1. De Jean Guinée à Jean Vigo

Malgré le terrible échec commercial de Zéro de conduite, interdit par la censure, Jacques Louis-Nounez n’abandonne pas Vigo. La Gaumont-Franco-Film-Aubert accepte aussi de soutenir un nouveau projet si celui-ci offre des garanties commerciales suffisantes. On décide donc d’imposer un sujet précis au cinéaste afin de limiter ses précédentes audaces formelles et politiques.

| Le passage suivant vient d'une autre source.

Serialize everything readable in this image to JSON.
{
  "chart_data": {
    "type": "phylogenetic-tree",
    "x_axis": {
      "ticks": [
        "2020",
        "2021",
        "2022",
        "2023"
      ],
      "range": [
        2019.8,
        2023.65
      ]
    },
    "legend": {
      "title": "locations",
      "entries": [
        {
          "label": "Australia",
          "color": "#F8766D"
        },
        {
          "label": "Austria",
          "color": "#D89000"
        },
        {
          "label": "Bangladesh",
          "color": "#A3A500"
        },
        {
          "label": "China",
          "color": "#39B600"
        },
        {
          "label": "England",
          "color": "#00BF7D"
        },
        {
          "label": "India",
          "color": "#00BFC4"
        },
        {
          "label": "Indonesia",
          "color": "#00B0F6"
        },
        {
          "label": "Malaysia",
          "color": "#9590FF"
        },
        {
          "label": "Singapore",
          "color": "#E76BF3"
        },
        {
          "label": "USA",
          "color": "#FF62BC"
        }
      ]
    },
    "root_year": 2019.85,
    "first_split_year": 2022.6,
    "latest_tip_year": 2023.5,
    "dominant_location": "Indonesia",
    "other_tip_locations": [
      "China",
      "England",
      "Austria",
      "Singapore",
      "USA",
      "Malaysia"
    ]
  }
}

C’est un scénario de Jean Guinée qui est retenu, un scénario tout à fait conventionnel que le cinéaste refuse dans un premier temps. Le texte, appelé L’Atalante, raconte l’ennui d’une fille de campagne sur le bateau du marinier qu’elle vient d’épouser. Celle-ci cède aux tentations d’une ville séductrice et quitte la péniche avant d’être retrouvée, repentie, en train de prier dans une petite chapelle, par le second du marinier qui la ramène sur le bateau… Finalement Vigo accepte le projet parce qu’une telle opportunité ne se refuse pas en des temps aussi difficiles mais aussi parce qu’il pense pouvoir imposer son propre style dans cette création.

Par ailleurs, parmi les contraintes qui lui sont imposées, certaines lui donnent pleine satisfaction. Ainsi, s’il n’a pas décidé lui-même de faire jouer Michel Simon et Dita Parlo, ce choix de la production (choix opéré d’abord pour des raisons commerciales) ne l’a pas gêné, il a même su tirer profit des caractéristiques de ces acteurs (et notamment de la mauvaise élocution de Simon qui a donné davantage d’épaisseur au père Jules bourru qu’il incarne).

Vigo n’hésite pas à prendre ses distances avec le scénario original, mais il le fait de façon subtile pour ne pas inquiéter les producteurs. Il supprime les scènes inacceptables de son point de vue (la scène de Juliette retrouvée en train de prier, à la moralité trop évidente), il modifie certains dialogues (il remplace le laïus tout à fait banal du camelot de Guinée par une chanson pleine de séduction insolente), il tourne des séquences écrites en les enveloppant d’une atmosphère si étrange qu’elles prennent une dimension complètement différente de celle qui était prévue (Vigo a ainsi donné à la scène de la séparation du couple et du cortège qui inaugure le film une aura très étonnante en abandonnant les clichés du texte, en creusant une distance surprenante entre les mariés et des proches peu concernés, immobiles et incroyablement silencieux au moment du départ). Vigo réalise ainsi son Atalante, avec beaucoup de malice et d’intelligence…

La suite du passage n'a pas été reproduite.